Bisikku di telinganya.
***
“Aduh,
Uki, tambah gagah ya sekarang.” Aku yang baru saja masuk kedalam dapur, melongo
bingung. “Dulu itu ya, kamu masih kecil banget lho! Udah lama ya gak ketemu
tante?” Someone lightning me, please.
Aah,
doaku langsung dijamah Tuhan. “Ki, ini lho Tante Anes. Inget gak? Pasti gak
inget lho ya. Baru pulang dari Amerika lho tante Anes ini.” Mamaku masuk
kedalam dapur. Sebenarnya, aku ke dapur ingin mengambil makanan untuk si
ganteng. Tadi, sewaktu aku berangkat sholad Ied, dia masih tertidur pulas, dan
aku yakin dia masih belum bangun juga sekarang.
Aku
tersenyum tidak jelas, karena gambaran tante Anes ini sama sekali tidak ada
dalam memori otakku.
“Tante
Anes gak dateng sendiri lho, dia bareng sama anaknya Ki, anak lelakinya.”
“Ponakkan,
jeung!” Potong tante Anes cepat. “Aku mah masih single.” Disambung dengan
tertawa ala sosialita.
Mama
menatapku sebentar, seperti ada keraguan, “Daniel mana Ki? Kok belum
kelihatan?”
“Masih
tidur kayaknya Ma,”
“Bangunin
dong, kita sarapan bareng!”
Aku
dengan perasaan linglung langsung menuju kamarku. Dugaanku salah, ternyata si
ganteng sudah beres mandi. Handuk masih melilit di pinggangnya. Rambutnya
basah. Dia memakai sabunku, dan juga shampoku. Aku tersenyum sendiri, entahlah,
hal-hal kecil ketika Daniel memakai handukku, atau sikat gigiku –sangat sering-
aku merasa kalau ada bagian dalam diriku yang menyatu dengan bagian tubuhnya.

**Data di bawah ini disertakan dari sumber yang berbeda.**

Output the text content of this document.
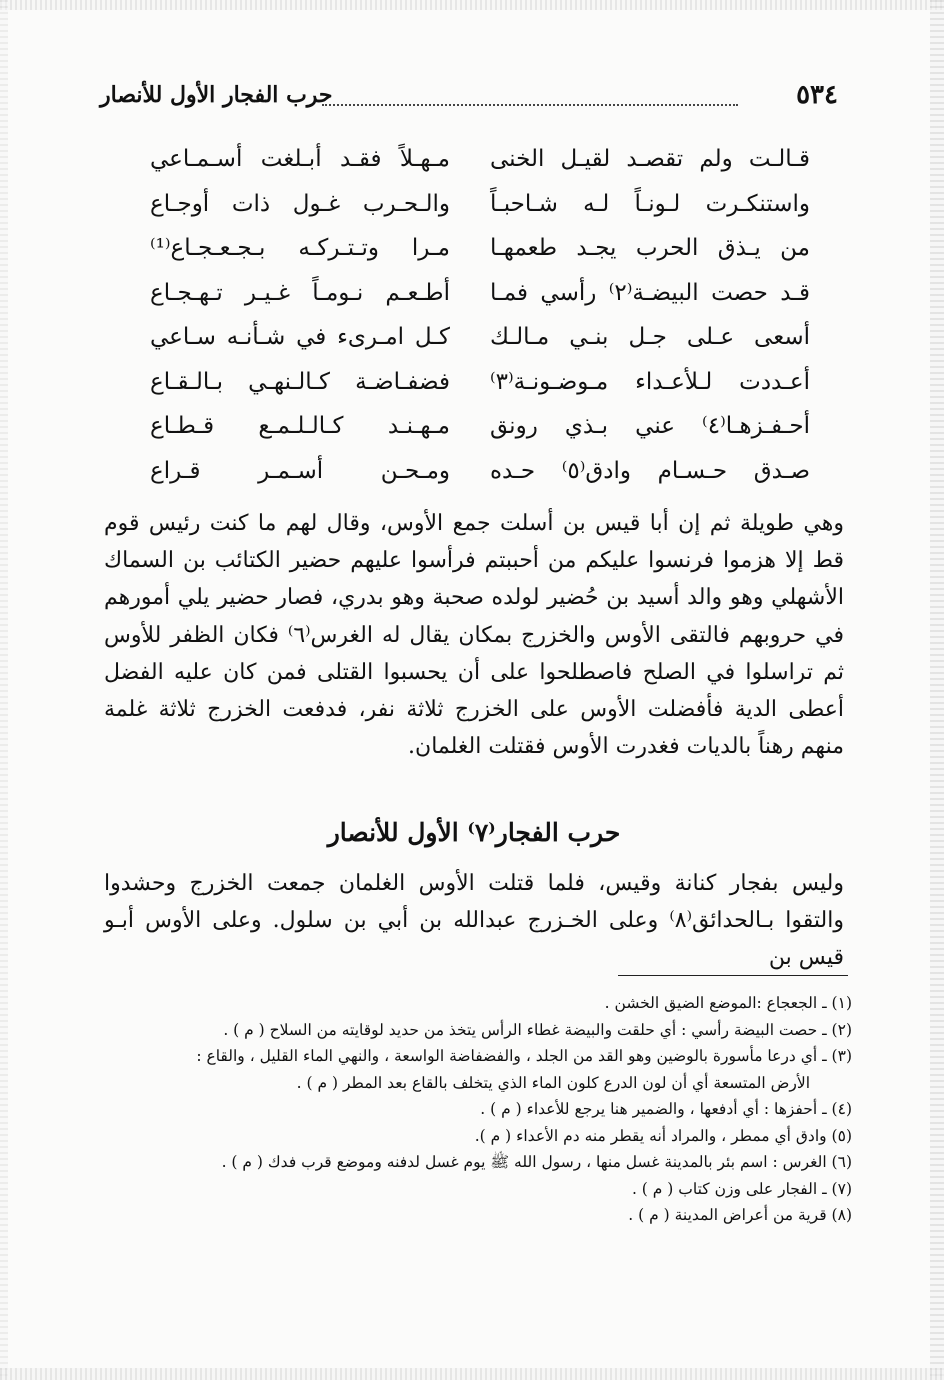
٥٣٤
حرب الفجار الأول للأنصار
قـالـت ولم تقصـد لقيـل الخنى
مـهـلاً فقـد أبـلغت أسـمـاعي
واستنكـرت لـونـاً لـه شـاحبـاً
والـحـرب غـول ذات أوجـاع
من يـذق الحرب يجـد طعمهـا
مـرا وتـتـركـه بـجـعـجـاع⁽¹⁾
قـد حصت البيضـة⁽٢⁾ رأسي فمـا
أطـعـم نـومـاً غـيـر تـهـجـاع
أسعى عـلى جـل بنـي مـالـك
كـل امـرىء في شـأنـه سـاعي
أعـددت لـلأعـداء مـوضـونـة⁽٣⁾
فضفـاضـة كـالـنهـي بـالـقـاع
أحـفـزهـا⁽٤⁾ عني بـذي رونق
مـهـنـد كـالـلـمـع قـطـاع
صـدق حـسـام وادق⁽٥⁾ حـده
ومـحـن أسـمـر قـراع

وهي طويلة ثم إن أبا قيس بن أسلت جمع الأوس، وقال لهم ما كنت رئيس قوم قط إلا هزموا فرنسوا عليكم من أحببتم فرأسوا عليهم حضير الكتائب بن السماك الأشهلي وهو والد أسيد بن حُضير لولده صحبة وهو بدري، فصار حضير يلي أمورهم في حروبهم فالتقى الأوس والخزرج بمكان يقال له الغرس⁽٦⁾ فكان الظفر للأوس ثم تراسلوا في الصلح فاصطلحوا على أن يحسبوا القتلى فمن كان عليه الفضل أعطى الدية فأفضلت الأوس على الخزرج ثلاثة نفر، فدفعت الخزرج ثلاثة غلمة منهم رهناً بالديات فغدرت الأوس فقتلت الغلمان.

حرب الفجار⁽٧⁾ الأول للأنصار

وليس بفجار كنانة وقيس، فلما قتلت الأوس الغلمان جمعت الخزرج وحشدوا والتقوا بـالحدائق⁽٨⁾ وعلى الخـزرج عبدالله بن أبي بن سلول. وعلى الأوس أبـو قيس بن

(١) ـ الجعجاع :الموضع الضيق الخشن .

(٢) ـ حصت البيضة رأسي : أي حلقت والبيضة غطاء الرأس يتخذ من حديد لوقايته من السلاح ( م ) .

(٣) ـ أي درعا مأسورة بالوضين وهو القد من الجلد ، والفضفاضة الواسعة ، والنهي الماء القليل ، والقاع :

الأرض المتسعة أي أن لون الدرع كلون الماء الذي يتخلف بالقاع بعد المطر ( م ) .

(٤) ـ أحفزها : أي أدفعها ، والضمير هنا يرجع للأعداء ( م ) .

(٥) وادق أي ممطر ، والمراد أنه يقطر منه دم الأعداء ( م ).

(٦) الغرس : اسم بئر بالمدينة غسل منها ، رسول الله ﷺ يوم غسل لدفنه وموضع قرب فدك ( م ) .

(٧) ـ الفجار على وزن كتاب ( م ) .

(٨) قرية من أعراض المدينة ( م ) .
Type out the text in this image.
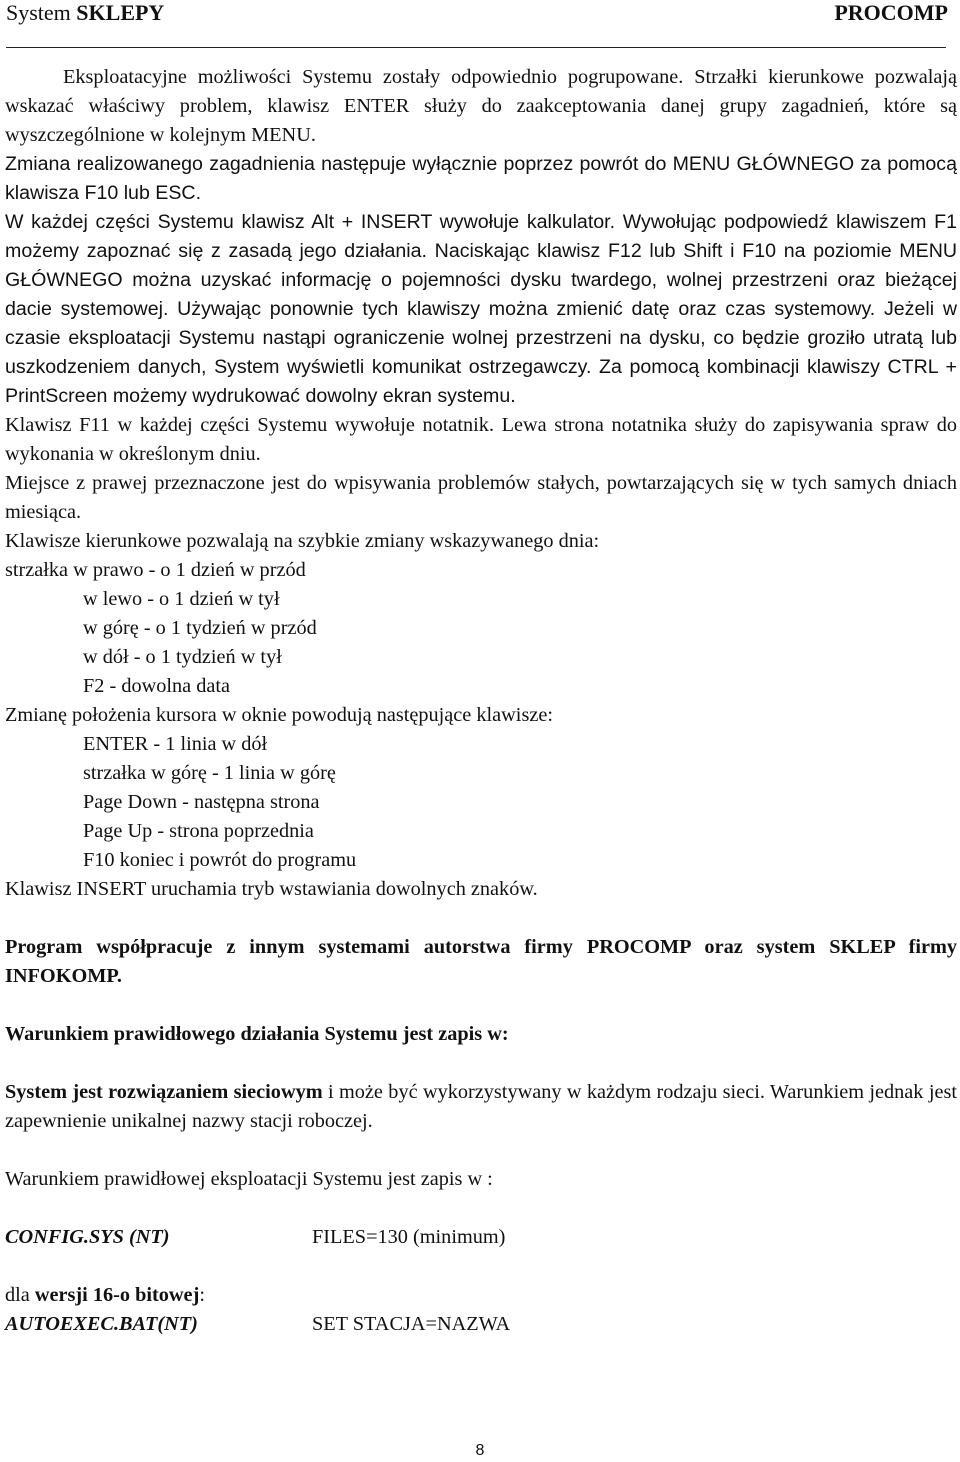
System SKLEPY	PROCOMP

Eksploatacyjne możliwości Systemu zostały odpowiednio pogrupowane. Strzałki kierunkowe pozwalają wskazać właściwy problem, klawisz ENTER służy do zaakceptowania danej grupy zagadnień, które są wyszczególnione w kolejnym MENU.

Zmiana realizowanego zagadnienia następuje wyłącznie poprzez powrót do MENU GŁÓWNEGO za pomocą klawisza F10 lub ESC.

W każdej części Systemu klawisz Alt + INSERT wywołuje kalkulator. Wywołując podpowiedź klawiszem F1 możemy zapoznać się z zasadą jego działania. Naciskając klawisz F12 lub Shift i F10 na poziomie MENU GŁÓWNEGO można uzyskać informację o pojemności dysku twardego, wolnej przestrzeni oraz bieżącej dacie systemowej. Używając ponownie tych klawiszy można zmienić datę oraz czas systemowy. Jeżeli w czasie eksploatacji Systemu nastąpi ograniczenie wolnej przestrzeni na dysku, co będzie groziło utratą lub uszkodzeniem danych, System wyświetli komunikat ostrzegawczy. Za pomocą kombinacji klawiszy CTRL + PrintScreen możemy wydrukować dowolny ekran systemu.

Klawisz F11 w każdej części Systemu wywołuje notatnik. Lewa strona notatnika służy do zapisywania spraw do wykonania w określonym dniu.

Miejsce z prawej przeznaczone jest do wpisywania problemów stałych, powtarzających się w tych samych dniach miesiąca.

Klawisze kierunkowe pozwalają na szybkie zmiany wskazywanego dnia:

strzałka w prawo - o 1 dzień w przód

w lewo - o 1 dzień w tył

w górę - o 1 tydzień w przód

w dół - o 1 tydzień w tył

F2 - dowolna data

Zmianę położenia kursora w oknie powodują następujące klawisze:

ENTER - 1 linia w dół

strzałka w górę - 1 linia w górę

Page Down - następna strona

Page Up - strona poprzednia

F10 koniec i powrót do programu

Klawisz INSERT uruchamia tryb wstawiania dowolnych znaków.

Program współpracuje z innym systemami autorstwa firmy PROCOMP oraz system SKLEP firmy INFOKOMP.

Warunkiem prawidłowego działania Systemu jest zapis w:

System jest rozwiązaniem sieciowym i może być wykorzystywany w każdym rodzaju sieci. Warunkiem jednak jest zapewnienie unikalnej nazwy stacji roboczej.

Warunkiem prawidłowej eksploatacji Systemu jest zapis w :

CONFIG.SYS (NT)	FILES=130 (minimum)

dla wersji 16-o bitowej:

AUTOEXEC.BAT(NT)	SET STACJA=NAZWA
8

Sudah kubilang kan? Jatuh cintaku masuk dalam tahap lebay alay se alay-alaynya.
“Cepet
pakai baju gih, kita sarapan bareng.” Aku berkata sambil memeluknya dari
belakang.
Daniel
mengangguk, namun tangannya masih sibuk dengan handphonenya. “Aku tunggu di
meja makan ya?”
“Iya,
sayang.” Jawabnya singkat.
Saat
aku masuk kedalam ruang makan, pandanganku tertumbuk pada sesosok pemuda
jangkung berambut pirang, bermata hijau. Agaknya, dialah keponakan tante Anes.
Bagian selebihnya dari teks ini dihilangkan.